Filictum refers to a place abundant with ferns or ferneries; the use of Latin itself acknowledges the history of the language in horticulture.
The colourful, ambiguously shaped sculptures will be placed on the rocks in and around the creek, as well as among the fern undergrowth surrounding it. A gentle and playful injection of pockets of colour into the space. A sense of serendipitous discovery will be created with the placement of the works, some positioned in open sight while others are located in nooks and hollows.
“Places of water, in the damp and dark, have always been genesis spaces for the quirky, mystical, and other worldly.

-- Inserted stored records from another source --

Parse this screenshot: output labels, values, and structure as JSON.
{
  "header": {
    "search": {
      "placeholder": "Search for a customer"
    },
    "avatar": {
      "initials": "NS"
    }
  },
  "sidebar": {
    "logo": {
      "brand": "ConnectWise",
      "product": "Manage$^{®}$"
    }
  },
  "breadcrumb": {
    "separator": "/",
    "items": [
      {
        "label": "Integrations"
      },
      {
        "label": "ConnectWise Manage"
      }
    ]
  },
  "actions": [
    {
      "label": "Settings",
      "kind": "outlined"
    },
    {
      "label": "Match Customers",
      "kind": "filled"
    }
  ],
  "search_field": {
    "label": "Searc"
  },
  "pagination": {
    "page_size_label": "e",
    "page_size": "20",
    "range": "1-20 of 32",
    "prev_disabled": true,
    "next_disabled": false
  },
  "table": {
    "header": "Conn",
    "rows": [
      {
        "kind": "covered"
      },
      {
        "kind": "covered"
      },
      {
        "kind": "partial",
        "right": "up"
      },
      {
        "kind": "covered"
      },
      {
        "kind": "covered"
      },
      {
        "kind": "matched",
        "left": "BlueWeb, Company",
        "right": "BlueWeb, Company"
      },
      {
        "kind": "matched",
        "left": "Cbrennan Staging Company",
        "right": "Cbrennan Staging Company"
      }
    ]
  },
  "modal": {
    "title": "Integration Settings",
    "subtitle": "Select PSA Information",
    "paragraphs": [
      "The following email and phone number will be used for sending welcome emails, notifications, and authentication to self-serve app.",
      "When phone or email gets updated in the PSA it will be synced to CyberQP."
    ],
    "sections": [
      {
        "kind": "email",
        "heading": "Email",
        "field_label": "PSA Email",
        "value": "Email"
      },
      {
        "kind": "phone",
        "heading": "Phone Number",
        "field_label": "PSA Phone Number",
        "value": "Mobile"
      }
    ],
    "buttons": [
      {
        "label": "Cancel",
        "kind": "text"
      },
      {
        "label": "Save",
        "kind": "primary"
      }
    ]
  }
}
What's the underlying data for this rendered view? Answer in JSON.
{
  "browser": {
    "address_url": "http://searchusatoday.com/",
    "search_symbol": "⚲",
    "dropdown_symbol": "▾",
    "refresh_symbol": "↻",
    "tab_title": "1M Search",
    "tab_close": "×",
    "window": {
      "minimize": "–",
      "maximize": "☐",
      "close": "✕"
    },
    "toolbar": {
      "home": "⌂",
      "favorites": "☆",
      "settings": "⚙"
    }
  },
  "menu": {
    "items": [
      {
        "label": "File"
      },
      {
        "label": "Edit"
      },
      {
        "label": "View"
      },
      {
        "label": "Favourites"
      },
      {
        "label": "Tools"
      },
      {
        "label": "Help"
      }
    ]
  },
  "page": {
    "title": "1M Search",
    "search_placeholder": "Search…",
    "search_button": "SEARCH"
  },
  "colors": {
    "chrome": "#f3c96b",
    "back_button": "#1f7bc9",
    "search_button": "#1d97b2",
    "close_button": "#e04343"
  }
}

Spaces at the bottom of the garden, amongst ferneries, in secret grottos, by trickling creeks, can foster a creative imagination and an intimacy with Nature. I’m personally drawn to these constructed places in gardens, but especially those that occur on their own accord in the “organisation” of a garden and in Nature“, says Schofield.
Ferns are among the most ancient plants on earth. Originating from a time before flowers, they reproduce with spores. This lends a mysticism to this family of plants and places in which they grow. The ceramic sculptures of this installation take inspiration from the microscopic structure of fern spores, fungi, and broader land forms. The mixture of large scale forms with the microscopic implies alternative worlds where colour and scale are ambiguous.
Douglas Schofield grew up in Eden, on the far south coast of NSW. His home was a 1.25 acre garden which eventually became a 3 acre garden in later years. This property backed onto bushland. His mother is an obsessed gardener (in the best way) and his father is from a farming background. There is a long lineage of farmers and gardeners in the family. His parents owned a nursery for a few years where he worked casually.